Şarkıcı Gülşen Tutuklandı

Şarkıcı Gülşen, imam hatip liselilere yönelik sarf ettiği sözlerinden dolayı "halkı kin ve düşmanlığa tahrik veya aşağılama" suçundan İstanbul Cumhuriyet Başsavcılığı'nın resen başlattığı soruşturma kapsamında tutuklandı.

Konserinde imam hatip liselilere yönelik sarf ettiği sözlerden dolayı "halkı kin ve düşmanlığa tahrik veya aşağılama" suçundan hakkında başlatılan soruşturma kapsamında adliyeye çıkarılan şarkıcı Gülşen, tutuklandı.

İstanbul Güvenlik Şube Müdürlüğü ekipleri, İstanbul Cumhuriyet Başsavcılığının Gülşen hakkında TCK'nin 216. maddesi kapsamında "halkı kin ve düşmanlığa tahrik veya aşağılama" suçundan resen soruşturma başlatması ve kolluk görevlilerince mevcutlu şekilde getirilmesi talimatı üzerine harekete geçti.

TUTUKLAMA TALEBİYLE MAHKEMEYE SEVK EDİLDİ

Gözaltına alınan Gülşen, emniyetteki işlemlerinin ardından Çağlayan'daki İstanbul Adliyesine sevk edildi. Polis tarafından adliyeye getirilen Gülşen, otoparktan adliyeye giriş yaptı. Cumhuriyet savcısına ifade veren Gülşen, tutuklanması istemiyle hakimliğe sevk edildi.

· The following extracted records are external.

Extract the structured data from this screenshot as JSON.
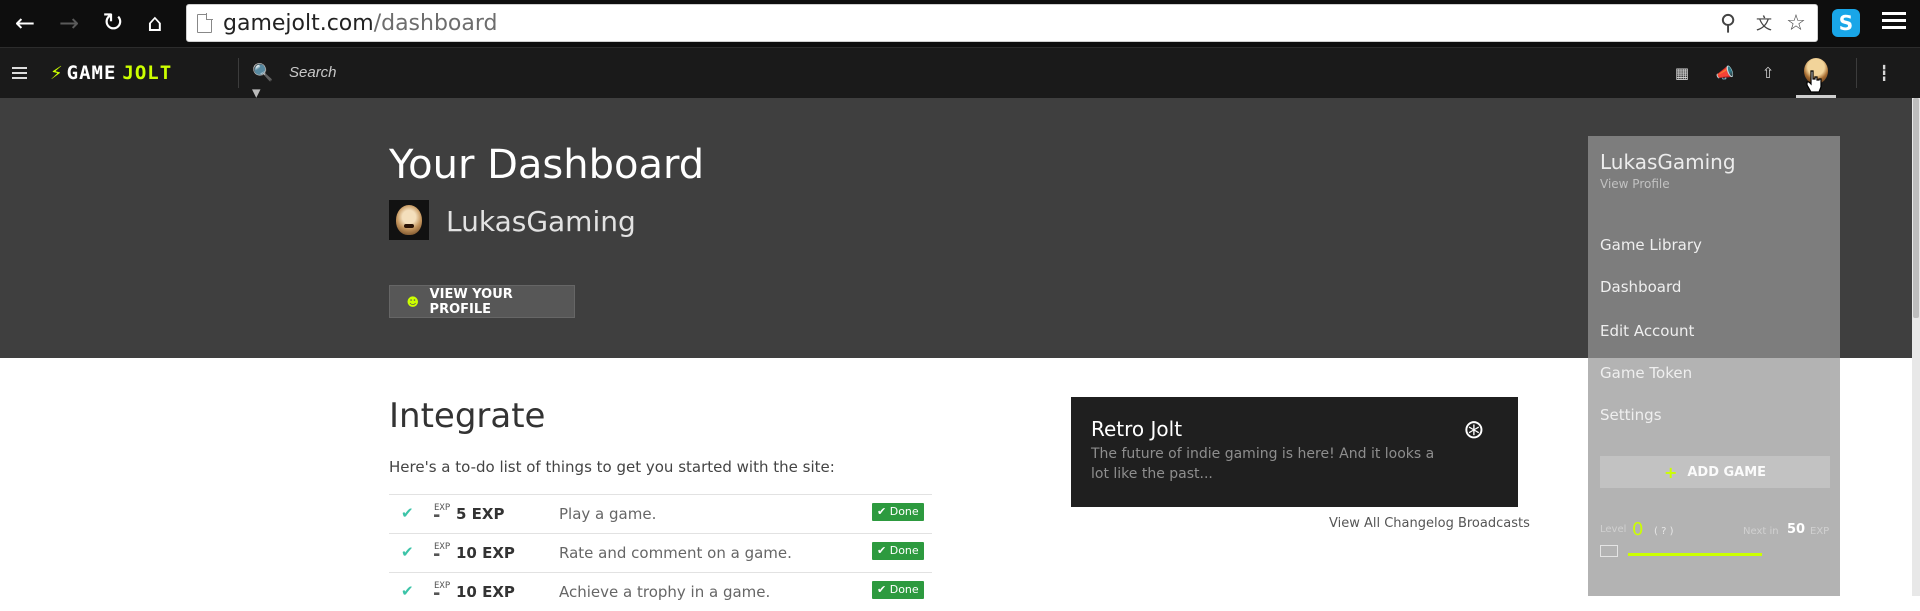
{
  "browser": {
    "url_host": "gamejolt.com",
    "url_path": "/dashboard"
  },
  "navbar": {
    "logo_word1": "GAME",
    "logo_word2": "JOLT",
    "search_placeholder": "Search"
  },
  "hero": {
    "title": "Your Dashboard",
    "username": "LukasGaming",
    "profile_button": "VIEW YOUR PROFILE"
  },
  "integrate": {
    "title": "Integrate",
    "description": "Here's a to-do list of things to get you started with the site:",
    "tasks": [
      {
        "exp": "5 EXP",
        "label": "Play a game.",
        "status": "Done"
      },
      {
        "exp": "10 EXP",
        "label": "Rate and comment on a game.",
        "status": "Done"
      },
      {
        "exp": "10 EXP",
        "label": "Achieve a trophy in a game.",
        "status": "Done"
      }
    ]
  },
  "retro": {
    "title": "Retro Jolt",
    "description": "The future of indie gaming is here! And it looks a lot like the past...",
    "changelog_link": "View All Changelog Broadcasts"
  },
  "user_menu": {
    "username": "LukasGaming",
    "view_profile": "View Profile",
    "items": [
      "Game Library",
      "Dashboard",
      "Edit Account",
      "Game Token",
      "Settings"
    ],
    "add_game": "ADD GAME",
    "level_label": "Level",
    "level_value": "0",
    "help": "?",
    "next_label": "Next in",
    "next_value": "50",
    "exp_label": "EXP"
  },
  "icons": {
    "browser_back": "arrow-left-icon",
    "browser_forward": "arrow-right-icon",
    "browser_reload": "reload-icon",
    "browser_home": "home-icon",
    "retro": "broadcast-tower-icon"
  },
  "colors": {
    "accent": "#ccff00",
    "done": "#2d9a3f",
    "check": "#3cc4a8",
    "hero_bg": "#3f3f3f",
    "nav_bg": "#1a1a1a"
  }
}
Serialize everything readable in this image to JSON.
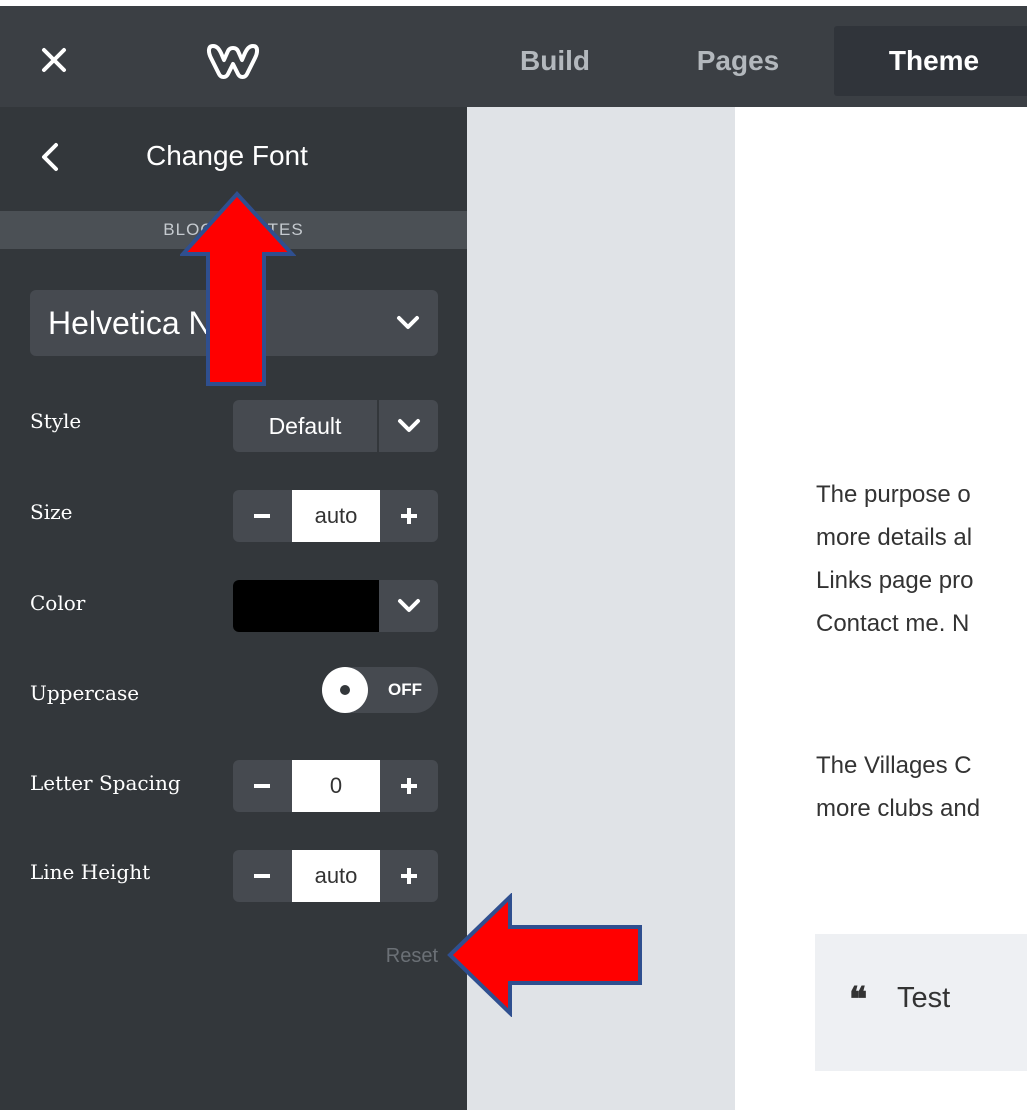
{
  "topbar": {
    "close_icon": "close-icon",
    "logo_icon": "weebly-logo-icon",
    "tabs": [
      {
        "label": "Build",
        "active": false
      },
      {
        "label": "Pages",
        "active": false
      },
      {
        "label": "Theme",
        "active": true
      }
    ]
  },
  "sidebar": {
    "title": "Change Font",
    "section_label": "BLOCKQUOTES",
    "font": {
      "selected": "Helvetica Neue"
    },
    "rows": {
      "style": {
        "label": "Style",
        "value": "Default"
      },
      "size": {
        "label": "Size",
        "value": "auto"
      },
      "color": {
        "label": "Color",
        "value": "#000000"
      },
      "uppercase": {
        "label": "Uppercase",
        "state": "OFF"
      },
      "letter_spacing": {
        "label": "Letter Spacing",
        "value": "0"
      },
      "line_height": {
        "label": "Line Height",
        "value": "auto"
      }
    },
    "reset_label": "Reset"
  },
  "content": {
    "para1": [
      "The purpose o",
      "more details al",
      "Links page pro",
      "Contact me. N"
    ],
    "para2": [
      "The Villages C",
      "more clubs and"
    ],
    "quote": {
      "icon": "quote-icon",
      "text": "Test"
    }
  },
  "annotations": {
    "arrow_color": "#ff0000",
    "arrow_outline": "#2f4f8f"
  }
}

İstanbul Cumhuriyet Başsavcılığı Basın Suçları Soruşturma Bürosu savcılığınca yazılan sevk yazısında, şüpheli Gülşen Çolakoğlu'nun konser sırasında yaptığı konuşmada imam hatiplilerle ilgili söz ve beyanlarda bulunduğu, bunların basın yayın organlarında, sosyal medya platformlarında yer aldığı ve sarf edilen sözlerin toplumun bir kesiminde yoğun tepkilere neden olduğu belirtildi. Bu tepkilerin, özellikle sosyal medyada yapılan çok sayıda paylaşım ve yorumla gündem olduğu kaydedilen sevk yazısında, ''soruşturma konusu sözlerin kamu güvenliği açısından açık ve yakın bir tehlike oluşturacak şekilde kamu güvenliğini bozucu ve sarsıcı niteliğe haiz olduğu, bu şekilde halkın farklı özelliklerine sahip bir kesimini diğer bir kesimi aleyhine kin ve düşmanlığa alenen tahrik içirmesi nedeniyle TCK 216/1. maddesinde düzenlenen 'halkı kin ve düşmanlığa alenen tahrik' suçunun unsurlarını oluşturduğu, bu kapsamda kuvvetli suç şüphesinin varlığını gösteren somut delillerin ve CMK 100. maddede yazılı tutuklama sebeplerinin bulunduğu'' belirtildi.

"HALKI KİN VE DÜŞMANLIĞA ALENEN TAHRİK"

Şüphelinin, üzerine atılı suçun vasıf ve mahiyeti, mevcut delil durumu, suça dair yasada yazılı cezanın üst haddi göz önüne alınarak tutuklanması talep edildi.

Gülşen, savcılık işlemlerinin ardından Nöbetçi İstanbul Sulh Ceza Hakimliğine sevk edildi. Nöbetçi İstanbul Sulh Ceza Hakimliğince, Gülşen'in "halkı kin ve düşmanlığa alenen tahrik" suçundan tutuklanmasına karar verildi.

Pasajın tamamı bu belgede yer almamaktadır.